> >
> > > 2. Added PQescapeBytea to fe-exec.c
> >
> > I'm not sure if we want to encode the peculiarities of particular data
> > types into the client libraries. I could agree with adding a function
> > that supplies a general-purpose encoding such as base64 (not necessarily
> > preferred) which clients can use to feed data to the server. In the
> > future we might want to support the SQL-standard input formats for
binary
> > data types, which would require yet another round of functions to be
added
> > to libpq.
> >
> > After all, bytea is utterly non-standard, and if we make API extensions
we
> > should consider them in the long run.
>
> Bytea is pecular because you can't have the escaping done in the backend
> because of the binary nature of bytea. I think there was an attempt to
> merge this into the escaping of SQL queries but that can't work because
> of the handling of nulls and the string possibly being four times bigger
> than the original.
>
> I agree this is type pollution into libpq but I don't see another option
> except having the user code this stuff into their application. Maybe we
> need some type-handling library in the future were we can put all this
> stuff. Maybe we can add this to libpq now and create a separate library
> when we need one.
>
> Comments?
That was the main reason I wanted to see the bytea escape function in the
PostgreSQL client library.
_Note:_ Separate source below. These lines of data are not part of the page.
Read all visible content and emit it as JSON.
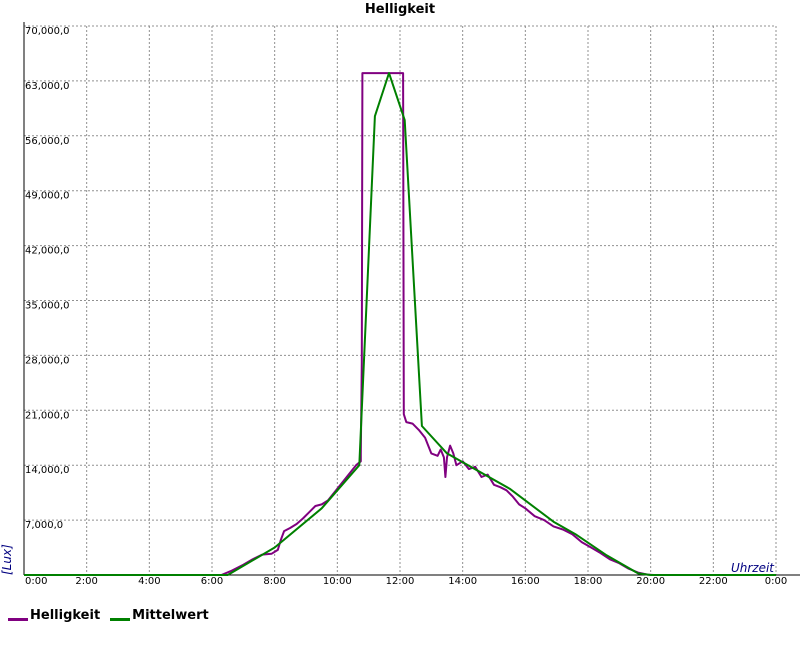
{
  "chart_data": {
    "type": "line",
    "title": "Helligkeit",
    "xlabel": "Uhrzeit",
    "ylabel": "[Lux]",
    "x_ticks": [
      "0:00",
      "2:00",
      "4:00",
      "6:00",
      "8:00",
      "10:00",
      "12:00",
      "14:00",
      "16:00",
      "18:00",
      "20:00",
      "22:00",
      "0:00"
    ],
    "y_ticks": [
      "0,00",
      "7,000,0",
      "14,000,0",
      "21,000,0",
      "28,000,0",
      "35,000,0",
      "42,000,0",
      "49,000,0",
      "56,000,0",
      "63,000,0",
      "70,000,0"
    ],
    "xlim": [
      0,
      24
    ],
    "ylim": [
      0,
      70000
    ],
    "grid": true,
    "legend_position": "bottom-left",
    "series": [
      {
        "name": "Helligkeit",
        "color": "#800080",
        "points": [
          [
            0,
            0
          ],
          [
            6.3,
            0
          ],
          [
            6.6,
            500
          ],
          [
            7.0,
            1300
          ],
          [
            7.3,
            2000
          ],
          [
            7.6,
            2600
          ],
          [
            7.9,
            2700
          ],
          [
            8.1,
            3200
          ],
          [
            8.2,
            4500
          ],
          [
            8.3,
            5600
          ],
          [
            8.5,
            6000
          ],
          [
            8.7,
            6500
          ],
          [
            8.9,
            7200
          ],
          [
            9.1,
            8000
          ],
          [
            9.3,
            8800
          ],
          [
            9.5,
            9000
          ],
          [
            9.7,
            9500
          ],
          [
            9.9,
            10500
          ],
          [
            10.0,
            11000
          ],
          [
            10.2,
            12000
          ],
          [
            10.4,
            13000
          ],
          [
            10.6,
            14000
          ],
          [
            10.75,
            14500
          ],
          [
            10.75,
            15500
          ],
          [
            10.78,
            27000
          ],
          [
            10.8,
            64000
          ],
          [
            12.1,
            64000
          ],
          [
            12.12,
            20500
          ],
          [
            12.2,
            19500
          ],
          [
            12.4,
            19300
          ],
          [
            12.6,
            18500
          ],
          [
            12.8,
            17500
          ],
          [
            13.0,
            15500
          ],
          [
            13.2,
            15200
          ],
          [
            13.3,
            16000
          ],
          [
            13.4,
            15000
          ],
          [
            13.45,
            12500
          ],
          [
            13.5,
            15000
          ],
          [
            13.6,
            16500
          ],
          [
            13.7,
            15500
          ],
          [
            13.8,
            14000
          ],
          [
            14.0,
            14500
          ],
          [
            14.2,
            13500
          ],
          [
            14.4,
            13800
          ],
          [
            14.6,
            12500
          ],
          [
            14.8,
            12800
          ],
          [
            15.0,
            11500
          ],
          [
            15.2,
            11200
          ],
          [
            15.4,
            10800
          ],
          [
            15.6,
            10000
          ],
          [
            15.8,
            9000
          ],
          [
            16.0,
            8500
          ],
          [
            16.3,
            7500
          ],
          [
            16.6,
            7000
          ],
          [
            16.9,
            6200
          ],
          [
            17.2,
            5800
          ],
          [
            17.5,
            5200
          ],
          [
            17.8,
            4200
          ],
          [
            18.1,
            3500
          ],
          [
            18.4,
            2800
          ],
          [
            18.7,
            2000
          ],
          [
            19.0,
            1500
          ],
          [
            19.3,
            800
          ],
          [
            19.6,
            300
          ],
          [
            19.9,
            50
          ],
          [
            20.1,
            0
          ],
          [
            24,
            0
          ]
        ]
      },
      {
        "name": "Mittelwert",
        "color": "#008000",
        "points": [
          [
            0,
            0
          ],
          [
            6.5,
            0
          ],
          [
            8.0,
            3500
          ],
          [
            9.5,
            8500
          ],
          [
            10.7,
            14000
          ],
          [
            11.2,
            58500
          ],
          [
            11.65,
            64000
          ],
          [
            12.15,
            58000
          ],
          [
            12.7,
            19000
          ],
          [
            13.5,
            15500
          ],
          [
            15.5,
            11000
          ],
          [
            16.9,
            6800
          ],
          [
            17.6,
            5200
          ],
          [
            18.6,
            2500
          ],
          [
            19.6,
            200
          ],
          [
            20.0,
            0
          ],
          [
            24,
            0
          ]
        ]
      }
    ]
  }
}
Without it, every user needs to code something
that performs this same functionality into their own app if they want to do
something like: insert into foo(f1) values ('binary stuff');
Someone has mentioned that the Perl DBI module for PostgreSQL can
already do this, but that doesn't help anyone writing in C or PHP
(as two examples).
Certainly if there is a SQL-standard, it would be better to support it. I
scanned through SQL99, but didn't spot anything on SQL-standard input
formats for binary. Peter, can you point me in the right direction?